そして、ハンターは国境を越えてトルコのイスタンブールへ。そこで、隣国、ギリシャとの関係性をハンティングしていくと、「両国が抱える問題が、最も顕著にわかる場所があるぞ!」との情報をGET!それは、地中海に浮かぶ島国、キプロス共和国。
いったいなぜ?とにかく、その情報をもとにハンターは一路、飛行機でキプロスへ。
実はこの国は南と北で住む民族が違う。南側にはギリシャ系住民が、北側にはトルコ系住民が暮らしている。そこはまさに、リトル、トルコ×ギリシャ。1900年代半ばからトルコ系住民による独立の動きが強まり、国を二分しての内戦が繰り広げられたのだ。16000人以上という多くの死傷者を出し、結果、北側のトルコ系住民が独立を宣言。北キプロスという国家を誕生させた。しかし、北キプロスを国として承認しているのはトルコだけ。南と北の間には実質的な国境が存在するのだ。

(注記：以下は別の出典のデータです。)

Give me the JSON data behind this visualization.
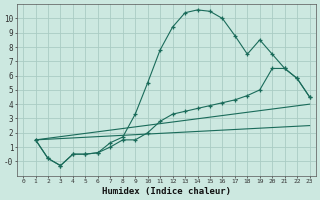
{
  "xlabel": "Humidex (Indice chaleur)",
  "background_color": "#cce8e0",
  "grid_color": "#aaccc4",
  "line_color": "#1a6b5a",
  "xlim": [
    -0.5,
    23.5
  ],
  "ylim": [
    -1.0,
    11.0
  ],
  "xticks": [
    0,
    1,
    2,
    3,
    4,
    5,
    6,
    7,
    8,
    9,
    10,
    11,
    12,
    13,
    14,
    15,
    16,
    17,
    18,
    19,
    20,
    21,
    22,
    23
  ],
  "yticks": [
    0,
    1,
    2,
    3,
    4,
    5,
    6,
    7,
    8,
    9,
    10
  ],
  "curve1_x": [
    1,
    2,
    3,
    4,
    5,
    6,
    7,
    8,
    9,
    10,
    11,
    12,
    13,
    14,
    15,
    16,
    17,
    18,
    19,
    20,
    21,
    22,
    23
  ],
  "curve1_y": [
    1.5,
    0.2,
    -0.3,
    0.5,
    0.5,
    0.6,
    1.3,
    1.7,
    3.3,
    5.5,
    7.8,
    9.4,
    10.4,
    10.6,
    10.5,
    10.0,
    8.8,
    7.5,
    8.5,
    7.5,
    6.5,
    5.8,
    4.5
  ],
  "curve2_x": [
    1,
    2,
    3,
    4,
    5,
    6,
    7,
    8,
    9,
    10,
    11,
    12,
    13,
    14,
    15,
    16,
    17,
    18,
    19,
    20,
    21,
    22,
    23
  ],
  "curve2_y": [
    1.5,
    0.2,
    -0.3,
    0.5,
    0.5,
    0.6,
    1.0,
    1.5,
    1.5,
    2.0,
    2.8,
    3.3,
    3.5,
    3.7,
    3.9,
    4.1,
    4.3,
    4.6,
    5.0,
    6.5,
    6.5,
    5.8,
    4.5
  ],
  "curve3_x": [
    1,
    23
  ],
  "curve3_y": [
    1.5,
    4.0
  ],
  "curve4_x": [
    1,
    23
  ],
  "curve4_y": [
    1.5,
    2.5
  ]
}
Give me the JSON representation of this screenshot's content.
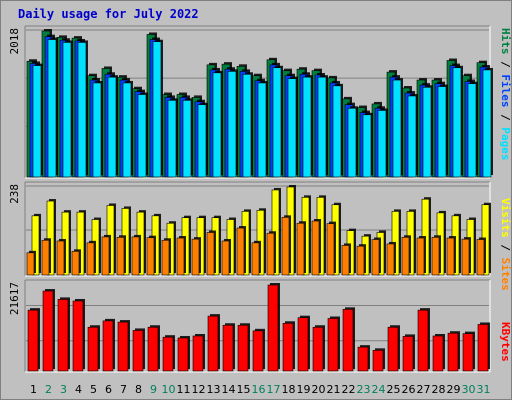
{
  "title": "Daily usage for July 2022",
  "colors": {
    "hits": "#008040",
    "files": "#0040ff",
    "pages": "#00e0ff",
    "visits": "#ffff00",
    "sites": "#ff8000",
    "kbytes": "#ff0000",
    "weekday": "#000000",
    "weekend": "#00805c"
  },
  "chart_data": [
    {
      "type": "bar",
      "categories": [
        "1",
        "2",
        "3",
        "4",
        "5",
        "6",
        "7",
        "8",
        "9",
        "10",
        "11",
        "12",
        "13",
        "14",
        "15",
        "16",
        "17",
        "18",
        "19",
        "20",
        "21",
        "22",
        "23",
        "24",
        "25",
        "26",
        "27",
        "28",
        "29",
        "30",
        "31"
      ],
      "weekend_days": [
        "2",
        "3",
        "9",
        "10",
        "16",
        "17",
        "23",
        "24",
        "30",
        "31"
      ],
      "series": [
        {
          "name": "Hits",
          "values": [
            1600,
            2018,
            1930,
            1920,
            1400,
            1500,
            1380,
            1220,
            1970,
            1140,
            1140,
            1100,
            1550,
            1560,
            1530,
            1400,
            1620,
            1470,
            1490,
            1470,
            1370,
            1080,
            960,
            1010,
            1450,
            1230,
            1340,
            1340,
            1610,
            1400,
            1580
          ]
        },
        {
          "name": "Files",
          "values": [
            1570,
            1940,
            1890,
            1880,
            1340,
            1420,
            1340,
            1180,
            1900,
            1100,
            1100,
            1040,
            1480,
            1490,
            1460,
            1330,
            1550,
            1400,
            1420,
            1410,
            1300,
            1000,
            890,
            950,
            1380,
            1160,
            1270,
            1290,
            1540,
            1320,
            1520
          ]
        },
        {
          "name": "Pages",
          "values": [
            1540,
            1900,
            1860,
            1860,
            1300,
            1380,
            1300,
            1140,
            1870,
            1060,
            1060,
            1000,
            1440,
            1460,
            1420,
            1300,
            1510,
            1360,
            1380,
            1380,
            1260,
            950,
            860,
            920,
            1340,
            1120,
            1240,
            1250,
            1510,
            1290,
            1480
          ]
        }
      ],
      "ytick": "2018",
      "legend": [
        "Hits",
        "Files",
        "Pages"
      ]
    },
    {
      "type": "bar",
      "categories": [
        "1",
        "2",
        "3",
        "4",
        "5",
        "6",
        "7",
        "8",
        "9",
        "10",
        "11",
        "12",
        "13",
        "14",
        "15",
        "16",
        "17",
        "18",
        "19",
        "20",
        "21",
        "22",
        "23",
        "24",
        "25",
        "26",
        "27",
        "28",
        "29",
        "30",
        "31"
      ],
      "series": [
        {
          "name": "Visits",
          "values": [
            160,
            200,
            170,
            170,
            150,
            188,
            180,
            170,
            160,
            140,
            155,
            155,
            155,
            150,
            172,
            175,
            230,
            238,
            210,
            210,
            190,
            120,
            105,
            115,
            172,
            172,
            205,
            168,
            160,
            150,
            190
          ]
        },
        {
          "name": "Sites",
          "values": [
            60,
            94,
            92,
            64,
            87,
            103,
            102,
            103,
            101,
            94,
            100,
            97,
            115,
            92,
            127,
            87,
            113,
            156,
            140,
            146,
            139,
            80,
            78,
            96,
            84,
            102,
            100,
            102,
            100,
            97,
            96
          ]
        }
      ],
      "ytick": "238",
      "legend": [
        "Visits",
        "Sites"
      ]
    },
    {
      "type": "bar",
      "categories": [
        "1",
        "2",
        "3",
        "4",
        "5",
        "6",
        "7",
        "8",
        "9",
        "10",
        "11",
        "12",
        "13",
        "14",
        "15",
        "16",
        "17",
        "18",
        "19",
        "20",
        "21",
        "22",
        "23",
        "24",
        "25",
        "26",
        "27",
        "28",
        "29",
        "30",
        "31"
      ],
      "series": [
        {
          "name": "KBytes",
          "values": [
            15300,
            20100,
            18000,
            17600,
            11000,
            12600,
            12300,
            10200,
            11000,
            8500,
            8300,
            8800,
            13800,
            11500,
            11500,
            10100,
            21617,
            12000,
            13400,
            11000,
            13200,
            15500,
            6000,
            5200,
            11000,
            8700,
            15300,
            8800,
            9500,
            9400,
            11700
          ]
        }
      ],
      "ytick": "21617",
      "legend": [
        "KBytes"
      ]
    }
  ]
}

ハンターは、その〝国境〟、グリーンラインへ向かう。するとそこで見たのは、廃墟の街。南と北の〝国境〟は、幅およそ100mにわたって立ち入り禁止。36年間手つかずの状態で置かれている。特別な許可を得て、この廃墟の国境、グリーンラインにお立ち入ったハンター。そこは、数年前まで、無数の地雷が埋められていたという。
トルコとギリシャ、そしてキプロスと北キプロス。ハンターは2本の国境線を歩いて、トルコとギリシャの「いま」をレポートする!!